Santisima Trinidad

Conoce el cementerio

Diseño y arquitectura en un
entorno de paz y tranquilidad



Desde los tiempos de los primeros cristianos, que algunas civilizaciones mediterráneas realizan sus sepultaciones en muros. El sentido de la sepultación en muros está en prever la dignidad del cuerpo y del ser humano, estableciendo una relación solemne y presente con quienes han fallecido, situándolos delante de uno y no debajo.

El Cementerio Católico de Recoleta ha mantenido esta tradición desde su fundación y hoy, con su renovación, busca perpetuar este tipo de sepultación por muchos años más.

El proyecto Santísima Trinidad de Recoleta, inspirado en la Ciudad Utópica de San Agustín, se plantea como una verdadera ciudad organizada a partir de patios unidos mediante calles porticadas en torno a un parque central, con un nivel superior concebido como un sistema de plazas abiertas al paisaje del valle de Santiago.

El proyecto mantiene la tradición mediterránea a partir de sepulturas en nichos horizontales cubiertos con lápidas de mármol travertino. Está pensado como un lugar digno y solemne, donde prevalece la comunidad por sobre el individuo, un lugar sin exaltaciones personales donde todos somos iguales ante la muerte.
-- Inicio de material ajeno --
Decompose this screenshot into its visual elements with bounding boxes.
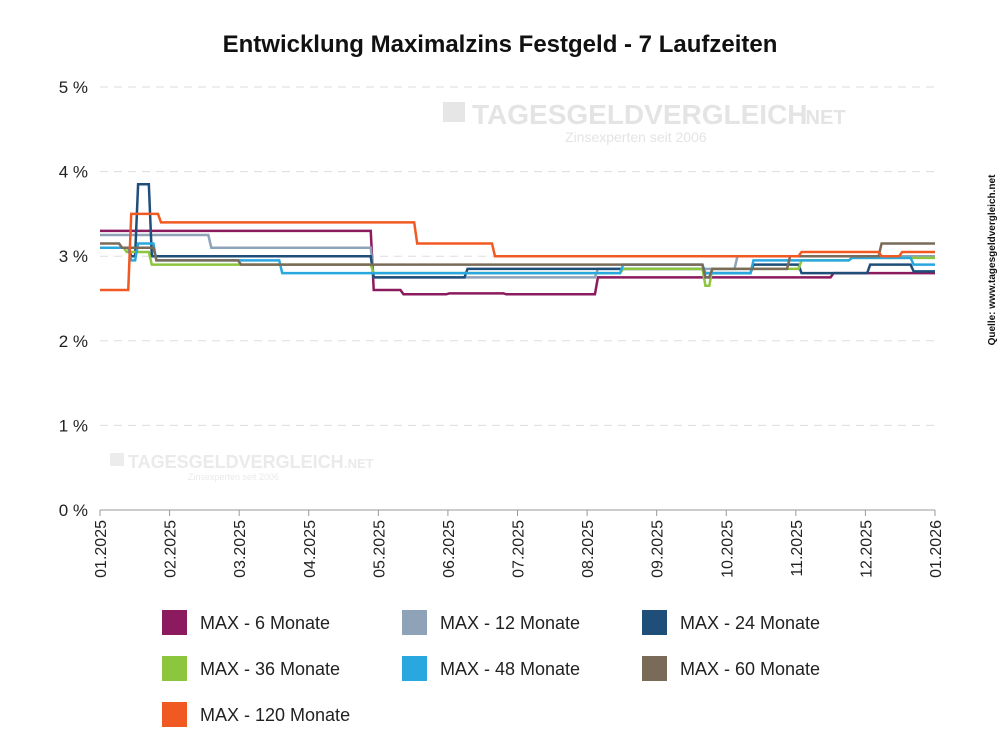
svg-text:TAGESGELDVERGLEICH: TAGESGELDVERGLEICH (128, 452, 344, 472)
x-tick-label: 01.2026 (928, 520, 945, 578)
legend: MAX - 6 Monate MAX - 12 Monate MAX - 24 Mo… (162, 610, 820, 727)
series-line-3 (100, 246, 935, 288)
y-tick-label: 1 % (59, 416, 88, 435)
x-tick-label: 05.2025 (371, 520, 388, 578)
source-label: Quelle: www.tagesgeldvergleich.net (987, 174, 998, 345)
series-line-6 (100, 212, 935, 292)
y-tick-label: 4 % (59, 163, 88, 182)
svg-text:.NET: .NET (800, 107, 846, 129)
x-tick-label: 06.2025 (441, 520, 458, 578)
legend-swatch (642, 610, 667, 635)
grid (100, 86, 935, 511)
y-axis: 0 % 1 % 2 % 3 % 4 % 5 % (59, 78, 88, 520)
series-line-4 (100, 242, 935, 275)
legend-label: MAX - 12 Monate (440, 613, 580, 633)
x-tick-label: 12.2025 (858, 520, 875, 578)
x-tick-label: 02.2025 (163, 520, 180, 578)
y-tick-label: 2 % (59, 332, 88, 351)
x-axis: 01.2025 02.2025 03.2025 04.2025 05.2025 06.20… (93, 510, 945, 578)
legend-swatch (642, 656, 667, 681)
legend-label: MAX - 36 Monate (200, 659, 340, 679)
x-tick-label: 11.2025 (789, 520, 806, 577)
series-line-0 (100, 229, 935, 296)
x-tick-label: 09.2025 (650, 520, 667, 578)
series-line-2 (100, 183, 935, 279)
svg-text:TAGESGELDVERGLEICH: TAGESGELDVERGLEICH (472, 99, 808, 130)
legend-label: MAX - 24 Monate (680, 613, 820, 633)
x-tick-label: 08.2025 (580, 520, 597, 578)
y-tick-label: 5 % (59, 78, 88, 97)
y-tick-label: 0 % (59, 501, 88, 520)
x-tick-label: 03.2025 (232, 520, 249, 578)
legend-swatch (402, 656, 427, 681)
x-tick-label: 07.2025 (511, 520, 528, 578)
svg-text:Zinsexperten seit 2006: Zinsexperten seit 2006 (565, 129, 707, 145)
chart-title: Entwicklung Maximalzins Festgeld - 7 Lau… (223, 31, 778, 58)
legend-swatch (162, 656, 187, 681)
watermark-logo: TAGESGELDVERGLEICH .NET Zinsexperten sei… (110, 99, 846, 482)
x-tick-label: 04.2025 (302, 520, 319, 578)
legend-swatch (162, 610, 187, 635)
series-line-1 (100, 233, 935, 279)
svg-text:Zinsexperten seit 2006: Zinsexperten seit 2006 (188, 472, 279, 482)
legend-swatch (162, 702, 187, 727)
svg-text:.NET: .NET (344, 456, 374, 471)
legend-swatch (402, 610, 427, 635)
legend-label: MAX - 48 Monate (440, 659, 580, 679)
legend-label: MAX - 6 Monate (200, 613, 330, 633)
legend-label: MAX - 60 Monate (680, 659, 820, 679)
y-tick-label: 3 % (59, 247, 88, 266)
series-line-5 (100, 242, 935, 279)
x-tick-label: 01.2025 (93, 520, 110, 578)
x-tick-label: 10.2025 (719, 520, 736, 578)
legend-label: MAX - 120 Monate (200, 705, 350, 725)
series-lines (100, 183, 935, 296)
La ejecución del proyecto considera tecnologías constructivas nunca antes usadas en un cementerio en Chile, además de los más altos estándares de terminaciones y un paisajismo pensado para establecer un vínculo indisoluble con la arquitectura. Para ejecutar la estructura del proyecto se prefabricaron piezas modulares de hormigón armado, diseñadas exclusivamente para esta obra, las que aseguran una sofisticada precisión en la construcción y una durabilidad prácticamente eterna.

Las sepulturas están revestidas en placas de mármol travertino, instaladas mediante un sistema de bastidores de acero, que enmarcan y ennoblecen cada una de las tumbas. Los nombres y reseñas individuales serán precisamente grabados en las placas de mármol y cada sepultura tendrá un soporte diseñado especialmente para la colocación de una flor o una vela.

Para enaltecer los espacios de encuentro del proyecto, se propuso una relación integral entre luz y vegetación, donde se recorre en torno a patios interiores iluminados naturalmente, cuyo espacio se completa con el follaje de los árboles y las especies seleccionadas.

En el proyecto Santísima Trinidad de Recoleta, tanto la nobleza de los materiales escogidos, como el manejo de la luz y el paisajismo juegan un rol trascendental en la definición del espacio arquitectónico, donde nada fue dejado al azar y todo está pensado para construir un lugar memorable y emotivo para el recuerdo.